- Born: 志度 藤雄 (Shido Fujio) 1901
- Died: 1986 (aged 84–85)
- Education: Le Cordon Bleu
- Culinary career
- Cooking style: French cuisine; Curry;
- Previous restaurants Nichido Grill; Hana no Ki; Maison Shido; Four Seasons; ;
- Award won Culinary Academy of France Award (1972); ;

= Fujio Shido =

Japanese chef

Fujio Shido (志度 藤雄, Shido Fujio) was a Japanese chef who played an important role in introducing French cuisine to Japan. When he was in his early 20s, he stowed away on a ship going to London, where he was deported. However, on his trip back to Japan, he escaped the ship when it stopped in Marseille, eventually making his way to Paris.

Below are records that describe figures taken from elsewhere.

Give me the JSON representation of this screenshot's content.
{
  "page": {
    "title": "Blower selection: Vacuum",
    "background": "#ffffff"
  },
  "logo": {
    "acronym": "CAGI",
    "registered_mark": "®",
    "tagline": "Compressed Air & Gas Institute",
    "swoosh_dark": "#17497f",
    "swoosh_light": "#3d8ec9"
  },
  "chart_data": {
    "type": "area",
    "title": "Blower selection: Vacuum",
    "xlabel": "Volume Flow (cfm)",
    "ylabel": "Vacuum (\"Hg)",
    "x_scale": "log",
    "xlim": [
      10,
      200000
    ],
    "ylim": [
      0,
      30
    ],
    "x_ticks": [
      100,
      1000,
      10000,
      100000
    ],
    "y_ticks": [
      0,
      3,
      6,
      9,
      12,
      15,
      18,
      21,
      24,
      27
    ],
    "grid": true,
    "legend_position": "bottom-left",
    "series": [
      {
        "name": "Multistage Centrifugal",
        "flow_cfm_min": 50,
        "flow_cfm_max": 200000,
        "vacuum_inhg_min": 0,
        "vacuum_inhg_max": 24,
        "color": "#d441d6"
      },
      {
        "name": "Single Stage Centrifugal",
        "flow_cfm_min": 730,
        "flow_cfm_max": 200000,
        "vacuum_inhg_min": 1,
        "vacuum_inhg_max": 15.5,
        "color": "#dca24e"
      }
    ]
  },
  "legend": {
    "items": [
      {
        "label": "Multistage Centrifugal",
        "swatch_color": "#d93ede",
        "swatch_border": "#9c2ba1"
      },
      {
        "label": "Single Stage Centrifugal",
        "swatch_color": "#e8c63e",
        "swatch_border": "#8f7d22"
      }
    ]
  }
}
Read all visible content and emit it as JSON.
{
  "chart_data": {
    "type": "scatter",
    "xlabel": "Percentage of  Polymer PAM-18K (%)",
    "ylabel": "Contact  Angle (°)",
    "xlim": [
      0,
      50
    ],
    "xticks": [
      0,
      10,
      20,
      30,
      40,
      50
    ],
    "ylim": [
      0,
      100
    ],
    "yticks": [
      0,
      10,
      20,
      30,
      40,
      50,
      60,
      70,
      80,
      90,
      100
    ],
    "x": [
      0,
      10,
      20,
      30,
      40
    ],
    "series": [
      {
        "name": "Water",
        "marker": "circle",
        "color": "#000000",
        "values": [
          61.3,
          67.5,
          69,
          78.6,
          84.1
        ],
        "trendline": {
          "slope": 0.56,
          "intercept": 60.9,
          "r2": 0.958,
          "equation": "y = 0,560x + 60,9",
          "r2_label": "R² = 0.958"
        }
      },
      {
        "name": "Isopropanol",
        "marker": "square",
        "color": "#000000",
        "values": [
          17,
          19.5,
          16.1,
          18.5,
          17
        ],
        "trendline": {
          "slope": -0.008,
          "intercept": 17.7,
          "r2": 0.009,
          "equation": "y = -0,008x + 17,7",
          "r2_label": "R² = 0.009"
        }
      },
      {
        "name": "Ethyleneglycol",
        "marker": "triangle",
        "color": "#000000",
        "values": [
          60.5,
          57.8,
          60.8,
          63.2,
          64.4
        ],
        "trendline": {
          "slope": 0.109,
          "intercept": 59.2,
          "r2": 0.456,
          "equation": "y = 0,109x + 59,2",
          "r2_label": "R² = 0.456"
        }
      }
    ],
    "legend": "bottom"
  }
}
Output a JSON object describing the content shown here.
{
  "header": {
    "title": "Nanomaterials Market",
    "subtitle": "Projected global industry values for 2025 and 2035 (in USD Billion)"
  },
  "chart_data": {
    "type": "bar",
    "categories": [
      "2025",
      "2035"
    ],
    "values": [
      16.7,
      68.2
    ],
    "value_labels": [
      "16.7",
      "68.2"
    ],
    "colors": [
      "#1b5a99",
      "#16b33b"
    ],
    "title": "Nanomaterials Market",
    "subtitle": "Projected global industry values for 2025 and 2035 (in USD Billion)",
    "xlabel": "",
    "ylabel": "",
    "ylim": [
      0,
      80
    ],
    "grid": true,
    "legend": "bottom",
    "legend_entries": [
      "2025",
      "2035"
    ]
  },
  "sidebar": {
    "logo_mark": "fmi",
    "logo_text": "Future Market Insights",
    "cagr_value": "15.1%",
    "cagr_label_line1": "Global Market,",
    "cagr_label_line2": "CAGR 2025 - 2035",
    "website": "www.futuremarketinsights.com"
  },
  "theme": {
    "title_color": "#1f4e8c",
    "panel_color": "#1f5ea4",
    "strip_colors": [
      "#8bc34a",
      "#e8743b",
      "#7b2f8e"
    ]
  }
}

There he studied at the Le Cordon Bleu cooking school.

After World War II, he returned to Japan and opened a series of restaurants. In the mid-1950s, he served as the cook at the official residence of the Prime Minister of Japan. Shido was a pioneer of French cuisine in Japan, and is credited with creating fond de veau curry and soupe Paris soir, the former of which made him an overnight celebrity in Japan. He wrote books on Japanese and French cuisine, one of which influenced Iron Chef French Hiroyuki Sakai. Sakai studied under Shido for three years.

==Biography==
Fujio Shido was born in 1901, the youngest son out of the eight children of Ueda Sadaemon and his wife. Shortly after birth, he was adopted by Shido Shigetarō. After graduating from grade school, he began working for an uncle at the Western-style food restaurant, Seiyōken (精養軒), in Kōbe while living above the restaurant. After working there for over four years, and after encouragement from mentors and friends, he took a position at Manyōken (萬葉軒) in 1921, where he worked under chef Tokuzō Akiyama's top protege, Kanematsu Imagawa (今川 金松).

Imagawa's techniques influenced Shido to take a position as a ship's cook on the Japanese Katori Maru (香取丸), where he traveled from Kōbe to Shanghai and then to Sydney. After stowing away on a ship bound for London, he was disappointed in the food at The Piccadilly Hotel. He was arrested in England for illegally entering the country and deported to Japan. When the ship he was on made a stop in Marseille, Shido jumped ship. He made his way to Paris, where he obtained employment at a Japanese restaurant while studying at the Le Cordon Bleu. He continued his studies of French cuisine at other restaurants, including Le Meurice and the Hôtel de Crillon.

He became good friends with the diplomat, Mamoru Shigemitsu, and Shigeru Yoshida, and served as the head chef of the Japanese embassy in London from 1941 until the end of World War II. After returning to Japan, he opened and became the head chef at Nichido Grill (日動グリル, Nichidou Guriru). There he created fond de veau curry (フォン・ド・ヴォー・カレー, fon do vō karē), a stock that could be used as a base for making curry, becoming an overnight celebrity. Around that time, he also created soupe Paris soir (パリ・ソワール, Pari sowāru), a chilled and gelled soup created by alternately pouring consommé and vichyssoise into a chilled glass. Yoshida then encouraged him to move to Tokyo.

In 1956, Shido opened and became the head chef at Hana no Ki (花の木). Shido then became the cook at the official residence of the Prime Minister before moving on to open and be head chef at Maison Shido (メイゾン・シド, Meizon Shido) and subsequently Four Seasons (四季, Shiki). The wedding reception of celebrities Hideko Takamine and Zenzo Matsuyama was held at Maison Shido.

His French cuisine was described as "at the highest level" by Iron Chef French Hiroyuki Sakai, who studied under Shido for three years at Shiki beginning when he was 19 years old. Sakai cites Shido's book, As a Cook, as a major influence on his learning and career. Shido received the Culinary Academy of France Award (Académie Culinaire de France Award) in 1972. He is considered a pioneer of French cuisine in Japan.

He died in 1986. He was featured, along with Nobuo Murakami and Asako Tsujimura, on the Nippon TV program Chefs That Changed the World (世界を変えた料理人, Sekai o Kaeta Ryourinin) on September 30, 2007.